Abstract
As clean energy technologies develop, improved rare earth element (REE) extraction processes, effective technological systems, policies, and regulations become essential. The United States is dependent on China for REE imports, as they currently dominate 90% of the REE market due to greater capacity and understanding of the REE extraction system. However, the U.S. has an opportunity to enter the market with ore from the Mountain Pass, CA mine. An issue that arises from REE extraction is the new health burdens on surrounding communities of the mine that can be exacerbated by policies and regulations, as seen by China’s current production process. For the U.S. to enter the REE extraction market, both technological systems and designated policies must be designed to create effective systems and equally distributed burdens.
To address the lack of sustainable domestic REE production, a plant in Mountain Pass, CA was designed to increase the domestic production of REEs for clean energy technologies. While Mountain Pass has operated in the past, no long-term plant has been successfully designed to sustain domestic needs of REEs. This newly designed plant has five main unit operations to turn raw bastnaesite ore containing 15 rare elements into rare earth oxides: beneficiation, calcination and leaching, solvent exchange, ion exchange, and precipitation. Using chemical engineering textbooks and prior work at Mountain Pass, we developed a complete REE extraction process and evaluated its technical and economic feasibility.
Our design creates one main product stream, a 99.5% mixed praseodymium-neodymium oxide stream that supports production of magnetic materials. However, this process is not economically viable as it is and loses $1.4 billion per year. This is largely due to massive amounts of hazardous waste streams totaling $1 billion in losses. If other streams were processed fully to oxides, including those containing cerium, samarium, and lanthanum, the process would quickly become viable, achieving an IRR of 58% over the 20 years of the plant’s lifespan. In this case, we would recommend construction and operation of this plant.
The distribution of health burdens of the plant is important to consider for the creation of an REE extraction plant in the U.S. to be fully viable. This paper examines how China’s rare earth extraction policies and regulatory structures influence the distribution of health burdens among nearby communities? It looks at China’s policies and secondary sources exploring the relationship between the stated regulations and the employment of these policies through an Ethics of Care lens. The three main areas of research include the effects of growth policies, lax enforcement, and centralized power on the distribution of negative health effects. While the U.S. and China differ in key political and regulatory structures, these findings help anticipate the social and health impacts of expanding REE extraction in the United States.
The analysis highlights how China’s regulatory and industrial approach to rare earth mining contributes to heightened risks for nearby populations through multiple pathways.

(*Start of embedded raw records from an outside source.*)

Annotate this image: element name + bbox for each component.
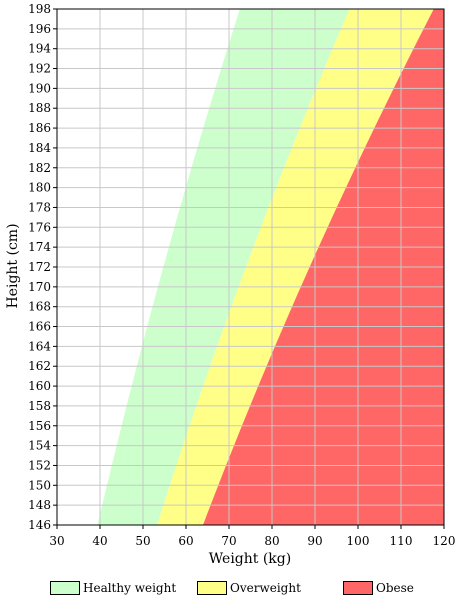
y-tick-label: 156 xyxy=(28,419,51,433)
y-tick-label: 164 xyxy=(28,339,51,353)
legend-swatch-healthy xyxy=(50,581,80,595)
y-tick-label: 166 xyxy=(28,320,51,334)
y-tick-label: 190 xyxy=(28,81,51,95)
y-tick-label: 150 xyxy=(28,478,51,492)
y-tick-label: 148 xyxy=(28,498,51,512)
y-tick-label: 172 xyxy=(28,260,51,274)
y-tick-label: 160 xyxy=(28,379,51,393)
x-axis-label: Weight (kg) xyxy=(209,551,291,567)
y-tick-label: 192 xyxy=(28,62,51,76)
x-tick-label: 40 xyxy=(92,534,107,548)
y-tick-label: 198 xyxy=(28,2,51,16)
y-tick-label: 162 xyxy=(28,359,51,373)
y-tick-label: 168 xyxy=(28,300,51,314)
legend: Healthy weight Overweight Obese xyxy=(0,578,460,598)
y-tick-label: 188 xyxy=(28,101,51,115)
y-tick-label: 184 xyxy=(28,141,51,155)
x-tick-label: 80 xyxy=(264,534,279,548)
y-tick-label: 194 xyxy=(28,42,51,56)
y-tick-label: 146 xyxy=(28,518,51,532)
y-axis-label: Height (cm) xyxy=(5,223,21,308)
y-tick-label: 182 xyxy=(28,161,51,175)
x-tick-label: 60 xyxy=(178,534,193,548)
legend-item-healthy: Healthy weight xyxy=(50,578,176,598)
y-tick-label: 170 xyxy=(28,280,51,294)
y-tick-label: 176 xyxy=(28,220,51,234)
legend-swatch-obese xyxy=(343,581,373,595)
legend-item-obese: Obese xyxy=(343,578,414,598)
x-tick-label: 70 xyxy=(221,534,236,548)
y-tick-label: 196 xyxy=(28,22,51,36)
y-tick-label: 180 xyxy=(28,181,51,195)
legend-item-overweight: Overweight xyxy=(197,578,301,598)
y-tick-label: 154 xyxy=(28,439,51,453)
legend-label-obese: Obese xyxy=(376,581,414,595)
legend-swatch-overweight xyxy=(197,581,227,595)
y-axis-ticks: 146 148 150 152 154 156 158 160 162 164 166 168 170 1… xyxy=(28,2,57,532)
x-tick-label: 30 xyxy=(49,534,64,548)
x-tick-label: 90 xyxy=(307,534,322,548)
x-tick-label: 120 xyxy=(433,534,456,548)
x-tick-label: 50 xyxy=(135,534,150,548)
x-tick-label: 110 xyxy=(390,534,413,548)
legend-label-overweight: Overweight xyxy=(230,581,301,595)
y-tick-label: 178 xyxy=(28,200,51,214)
x-axis-ticks: 30 40 50 60 70 80 90 100 110 120 xyxy=(49,525,455,548)
y-tick-label: 158 xyxy=(28,399,51,413)
y-tick-label: 174 xyxy=(28,240,51,254)
y-tick-label: 152 xyxy=(28,458,51,472)
legend-label-healthy: Healthy weight xyxy=(83,581,177,595)
x-tick-label: 100 xyxy=(347,534,370,548)
y-tick-label: 186 xyxy=(28,121,51,135)
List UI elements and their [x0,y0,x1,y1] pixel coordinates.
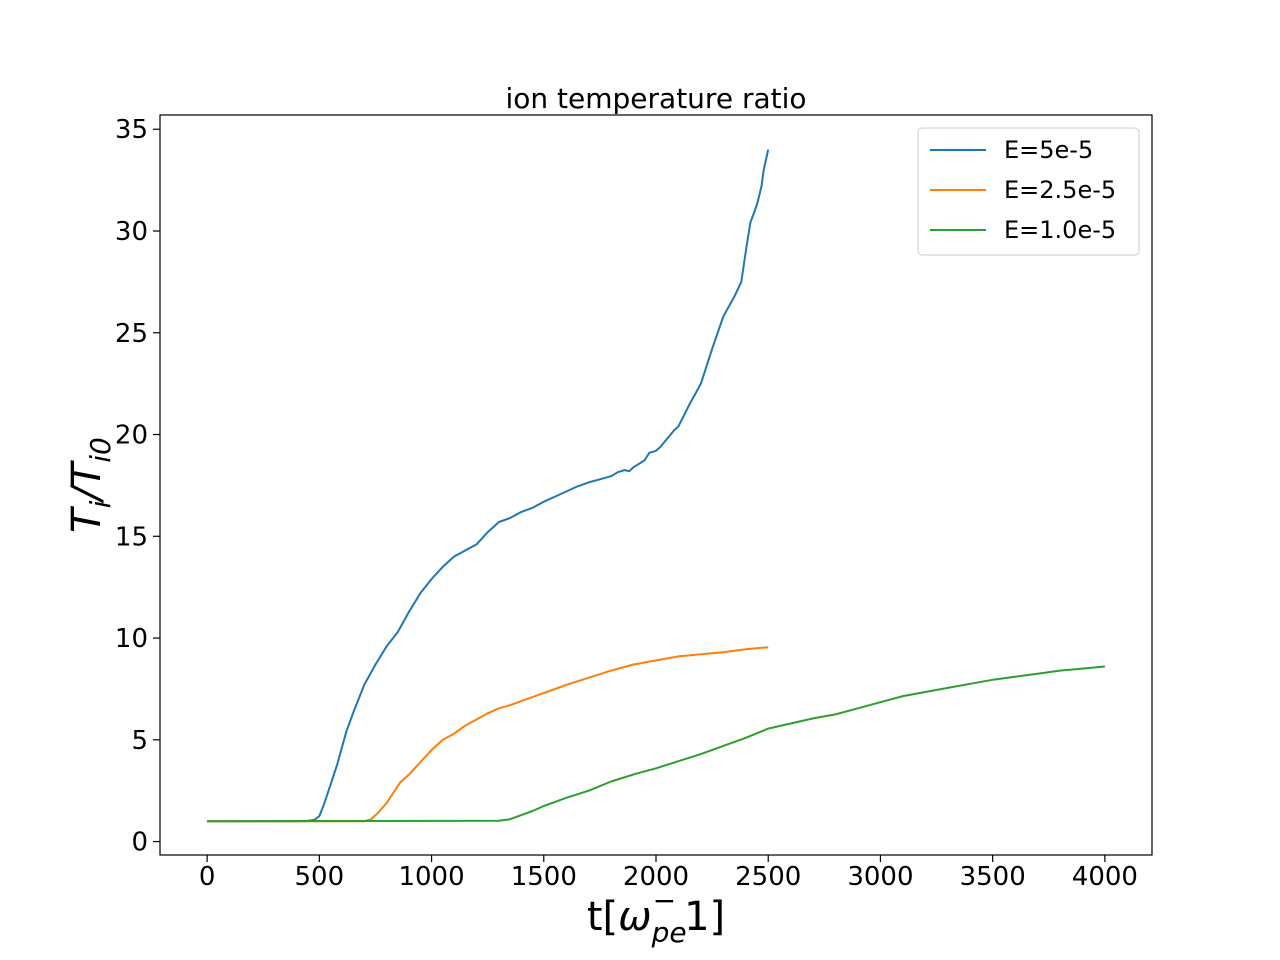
y-tick-label: 10 [115,624,148,654]
y-tick-label: 30 [115,217,148,247]
series-line-3 [207,665,1105,823]
series-line-2 [207,646,769,823]
y-tick-label: 5 [131,726,148,756]
x-tick-label: 3000 [847,862,913,892]
y-tick-label: 15 [115,522,148,552]
x-axis: 0 500 1000 1500 2000 2500 3000 3500 4000 [199,855,1138,892]
y-tick-label: 25 [115,319,148,349]
x-tick-label: 1000 [398,862,464,892]
x-axis-label-tail: 1] [684,894,725,940]
x-tick-label: 2000 [623,862,689,892]
y-tick-label: 20 [115,421,148,451]
x-axis-label: t[ωpe− 1] [587,884,725,949]
x-tick-label: 0 [199,862,216,892]
x-axis-label-omega: ω [618,894,652,940]
y-axis-label-sub1: i [84,500,117,508]
x-tick-label: 3500 [960,862,1026,892]
x-tick-label: 4000 [1072,862,1138,892]
x-tick-label: 1500 [511,862,577,892]
x-tick-label: 500 [295,862,345,892]
y-axis-label: Ti/Ti0 [64,437,117,533]
y-tick-label: 35 [115,115,148,145]
series-line-1 [207,149,770,823]
legend-label-3: E=1.0e-5 [1004,216,1116,244]
legend: E=5e-5 E=2.5e-5 E=1.0e-5 [917,127,1140,256]
x-tick-label: 2500 [735,862,801,892]
y-axis-label-main: T [64,505,110,533]
legend-box [917,127,1140,256]
series-lines [207,149,1105,823]
legend-label-2: E=2.5e-5 [1004,176,1116,204]
x-axis-label-main: t[ [587,894,618,940]
chart-title: ion temperature ratio [505,82,806,115]
y-tick-label: 0 [131,828,148,858]
x-axis-label-sub: pe [651,916,687,949]
y-axis-label-sub2: i0 [84,437,117,463]
x-axis-label-sup: − [653,884,676,917]
y-axis-label-slash: /T [64,459,110,503]
y-axis: 0 5 10 15 20 25 30 35 [115,115,160,858]
legend-label-1: E=5e-5 [1004,136,1093,164]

Emphasis on meeting production targets to drive economic expansion accelerates environmental harm, while uneven application of workplace safety and waste disposal regulations permits dangerous practices to persist. Additionally, a highly centralized decision-making system restricts local communities from having meaningful input, further deepening disparities in who bears environmental and health consequences. These conditions point to systemic shortcomings in accountability, care, capability, and responsiveness toward impacted groups. Instead of safeguarding vulnerable populations, the existing framework effectively shifts the greatest environmental and health costs onto those least equipped to oppose them.